Se infatti, in un'ottica di sistema, la postergazione del socio appare utile, in quanto neutralizzare «il rischio legato alla possibilità di subire il concorso dei soci, induce i creditori a prestare a condizioni meno onerose» (M. Maugeri, Finanziamenti "anomali" dei soci e tutela del patrimonio nelle società di capitali, Milano, 2005), allo stesso tempo (e nella stessa ottica), imporre la postergazione al socio (o ex socio) che richieda il finanziamento quando le condizioni di cui all'art. 2467 c.c. - forse anche grazie alla finanza da lui apportata - sono venute meno, potrebbe apparire fin troppo disincentivante per il reperimento di capitale di credito dai soci.

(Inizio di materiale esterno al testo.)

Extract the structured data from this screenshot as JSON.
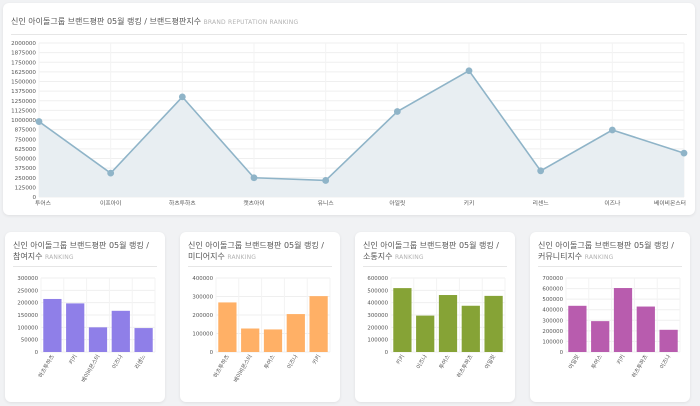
{
  "main": {
    "title": "신인 아이돌그룹 브랜드평판 05월 랭킹 / 브랜드평판지수",
    "subtitle": "BRAND REPUTATION RANKING"
  },
  "small_cards": [
    {
      "title": "신인 아이돌그룹 브랜드평판 05월 랭킹 /",
      "title2": "참여지수",
      "subtitle": "RANKING"
    },
    {
      "title": "신인 아이돌그룹 브랜드평판 05월 랭킹 /",
      "title2": "미디어지수",
      "subtitle": "RANKING"
    },
    {
      "title": "신인 아이돌그룹 브랜드평판 05월 랭킹 /",
      "title2": "소통지수",
      "subtitle": "RANKING"
    },
    {
      "title": "신인 아이돌그룹 브랜드평판 05월 랭킹 /",
      "title2": "커뮤니티지수",
      "subtitle": "RANKING"
    }
  ],
  "chart_data": [
    {
      "type": "area",
      "title": "신인 아이돌그룹 브랜드평판 05월 랭킹 / 브랜드평판지수",
      "categories": [
        "투어스",
        "이프아이",
        "하츠투하츠",
        "캣츠아이",
        "유니스",
        "아일릿",
        "키키",
        "리센느",
        "이즈나",
        "베이비몬스터"
      ],
      "values": [
        980000,
        310000,
        1300000,
        250000,
        215000,
        1110000,
        1640000,
        340000,
        870000,
        570000
      ],
      "ylim": [
        0,
        2000000
      ],
      "yticks": [
        "0",
        "125000",
        "250000",
        "375000",
        "500000",
        "625000",
        "750000",
        "875000",
        "1000000",
        "1125000",
        "1250000",
        "1375000",
        "1500000",
        "1625000",
        "1750000",
        "1875000",
        "2000000"
      ],
      "grid": true,
      "color": "#8fb4c8",
      "fill": "#e8eef2"
    },
    {
      "type": "bar",
      "categories": [
        "하츠투하츠",
        "키키",
        "베이비몬스터",
        "이즈나",
        "리센느"
      ],
      "values": [
        215000,
        197000,
        100000,
        167000,
        97000
      ],
      "ylim": [
        0,
        300000
      ],
      "yticks": [
        "0",
        "50000",
        "100000",
        "150000",
        "200000",
        "250000",
        "300000"
      ],
      "color": "#8f7fe8"
    },
    {
      "type": "bar",
      "categories": [
        "하츠투하츠",
        "베이비몬스터",
        "투어스",
        "이즈나",
        "키키"
      ],
      "values": [
        268000,
        127000,
        122000,
        205000,
        302000
      ],
      "ylim": [
        0,
        400000
      ],
      "yticks": [
        "0",
        "100000",
        "200000",
        "300000",
        "400000"
      ],
      "color": "#ffb066"
    },
    {
      "type": "bar",
      "categories": [
        "키키",
        "이즈나",
        "투어스",
        "하츠투하츠",
        "아일릿"
      ],
      "values": [
        518000,
        295000,
        462000,
        375000,
        455000
      ],
      "ylim": [
        0,
        600000
      ],
      "yticks": [
        "0",
        "100000",
        "200000",
        "300000",
        "400000",
        "500000",
        "600000"
      ],
      "color": "#86a336"
    },
    {
      "type": "bar",
      "categories": [
        "아일릿",
        "투어스",
        "키키",
        "하츠투하츠",
        "이즈나"
      ],
      "values": [
        437000,
        292000,
        605000,
        430000,
        210000
      ],
      "ylim": [
        0,
        700000
      ],
      "yticks": [
        "0",
        "100000",
        "200000",
        "300000",
        "400000",
        "500000",
        "600000",
        "700000"
      ],
      "color": "#b85cae"
    }
  ]
}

Al riguardo, il caso in esame offre un ulteriore spunto degno di nota poiché viene distinto il concetto di squilibrio patrimoniale con quello di deficit finanziario della società mutuataria, precisando che il solo riequilibrio del primo (non accompagnato dal riequilibrio del secondo), non basta per evitare la postergazione. Si legge, infatti, nella sentenza che la postergazione permane qualora la società abbia preso gli opportuni provvedimenti idonei a riequilibrare la situazione patrimoniale (ad esempio mediante parziali o totali rinunce di crediti da parte dei soci come avvenuto nel caso in esame) ma continui a sussistere un deficit di liquidità e il riequilibrio (solo) patrimoniale appaia inidoneo «a superare lo scarto rilevato rispetto all'entità dell'attivo circolante».

Conclusioni

Esistono molti profili di interesse derivanti dalla sentenza in esame, a cominciare dalla considerazione circa l'imperatività della disciplina di cui all'art. 2467 c.c., che permane - pena l'inaffidabilità del regime normativo citato che si presterebbe, al contrario, a facili elusioni a danno dei creditori - anche in caso muti la qualifica soggettiva del mutuante, da socio a terzo. Proprio nel momento dell'exit, al pari di quanto farebbe qualsiasi terzo creditore, l'(ex) socio è libero di pattuire i termini del rimborso del suo finanziamento con la società, ferma restando però la verifica in merito all'assenza, anche nel momento dell'exit, delle condizioni di postergazione che, laddove invece permangano, impongono la postergazione nonostante la cessazione della qualifica di socio.